Horror tends to be the most polarizing of genres – either you like it, even love it, or you can’t stand it. Those in the latter camp have the potential to be lulled in by Hereditary, which keeps its scary cards slipped up its sleeves throughout most of the film. Like a magician’s flourish, you’ll see a spook or an eerie moment here and there to remind you of what you’re watching, but by the time the real scares start, you’re liable to think you’ve fallen into a family drama.

Plot recaps are dull, so suffice it to say that Heredity uses fascination to draw us into this family and their odd lives. There’s an attention to character here that more horror movies, so often content to make their cast a series of cardboard cutouts waiting to be torn to shreds, ought to take note of. Each and every one of this story’s stars come with scars, or showcase some inner torments that manifest to make themselves unique. Memorable.

You don’t miss the monsters because the characters fill the void.

Hereditary spends the bulk of its non-scary time meditating on grief, loss, and the general concepts so common in depressing dramas that, without these characters, I’d want to call the film derivative. There’s the death of a relative that kicks off the whole thing, and the family copes with that loss in different ways, all of which come around to the choices they’ve made in their own lives that they regret.

Tinting all of this soul-searching are bits and pieces of mystery, the hooks that gradually seep into you as you watch, posing smoky questions that linger at the edges until… well, until the film decides it’s done playing around.

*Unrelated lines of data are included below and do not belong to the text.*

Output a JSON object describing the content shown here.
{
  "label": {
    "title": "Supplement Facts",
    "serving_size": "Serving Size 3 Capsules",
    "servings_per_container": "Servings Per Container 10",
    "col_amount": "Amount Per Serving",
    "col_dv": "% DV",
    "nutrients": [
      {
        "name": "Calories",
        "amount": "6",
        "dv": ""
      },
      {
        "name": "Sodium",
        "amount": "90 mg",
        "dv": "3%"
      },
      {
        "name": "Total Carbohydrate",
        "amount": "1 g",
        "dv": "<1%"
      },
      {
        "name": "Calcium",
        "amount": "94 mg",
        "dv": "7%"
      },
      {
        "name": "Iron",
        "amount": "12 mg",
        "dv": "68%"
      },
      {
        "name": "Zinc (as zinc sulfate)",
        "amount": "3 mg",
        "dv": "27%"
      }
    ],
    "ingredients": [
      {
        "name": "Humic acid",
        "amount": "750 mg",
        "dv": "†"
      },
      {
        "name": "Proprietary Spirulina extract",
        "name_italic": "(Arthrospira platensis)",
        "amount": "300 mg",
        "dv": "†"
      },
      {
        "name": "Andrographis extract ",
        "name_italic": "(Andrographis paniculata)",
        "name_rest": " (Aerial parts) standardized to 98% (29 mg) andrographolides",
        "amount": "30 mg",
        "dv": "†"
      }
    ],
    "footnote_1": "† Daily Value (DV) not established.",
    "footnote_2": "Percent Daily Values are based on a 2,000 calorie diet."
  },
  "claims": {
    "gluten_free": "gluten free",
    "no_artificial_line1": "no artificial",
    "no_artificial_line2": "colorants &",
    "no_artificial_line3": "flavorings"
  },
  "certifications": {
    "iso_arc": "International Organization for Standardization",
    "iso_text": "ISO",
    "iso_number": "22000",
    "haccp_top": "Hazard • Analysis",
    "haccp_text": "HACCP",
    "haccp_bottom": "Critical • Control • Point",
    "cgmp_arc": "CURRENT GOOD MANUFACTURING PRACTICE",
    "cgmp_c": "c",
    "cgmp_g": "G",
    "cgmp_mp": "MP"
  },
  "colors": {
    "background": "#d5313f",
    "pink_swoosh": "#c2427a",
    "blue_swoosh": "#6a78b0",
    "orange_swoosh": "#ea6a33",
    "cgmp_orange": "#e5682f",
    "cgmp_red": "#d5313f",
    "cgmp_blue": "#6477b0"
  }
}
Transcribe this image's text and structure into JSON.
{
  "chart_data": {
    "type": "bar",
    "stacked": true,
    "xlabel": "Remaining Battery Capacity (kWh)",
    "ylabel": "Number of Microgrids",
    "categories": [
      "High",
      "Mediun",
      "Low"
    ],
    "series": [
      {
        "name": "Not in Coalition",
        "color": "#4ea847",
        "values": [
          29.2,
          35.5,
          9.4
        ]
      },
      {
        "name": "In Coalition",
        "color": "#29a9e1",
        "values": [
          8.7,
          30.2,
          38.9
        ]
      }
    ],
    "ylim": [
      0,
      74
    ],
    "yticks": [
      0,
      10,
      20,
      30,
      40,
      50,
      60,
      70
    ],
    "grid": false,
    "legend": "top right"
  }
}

The latter part of Hereditary gets so out of control where it would, without the steady, introspective start, inspire laughter. Characters less fleshed-out, less interesting than these thrown into such sudden fantasies would cause other films to fall apart. You’d lose your suspension of disbelief because the things you’re seeing are so unbelievable, and the film hasn’t set that up to be the case.

But here you’re curious to see what happens. You know these characters now, and it’s engaging to watch their various ends, even if some of those ends feel cheap or too out there for the movie. And by the end you might feel compelled to look up the references, to dig deeper into the mythos Hereditary builds around.

When a movie leaves you asking questions, leaves you talking about it when the credits roll, that’s usually a good sign. At the end of it, I enjoyed the movie, though I think its first half deserved a finish more in the grounded realm in which the movie began. Given all the buzz, I had high expectations, and the characters in Hereditary met them, even if the plot didn’t get there.

Which, I suppose, reinforces that common point for all good stories – quality characters can cover for just about anything.

One more thing: Hereditary is streaming now on Amazon Prime, so if you’re looking to add a bit of creepy fun to your night, you can check it out for ‘free’ if you’ve already got Amazon’s ubiquitous service.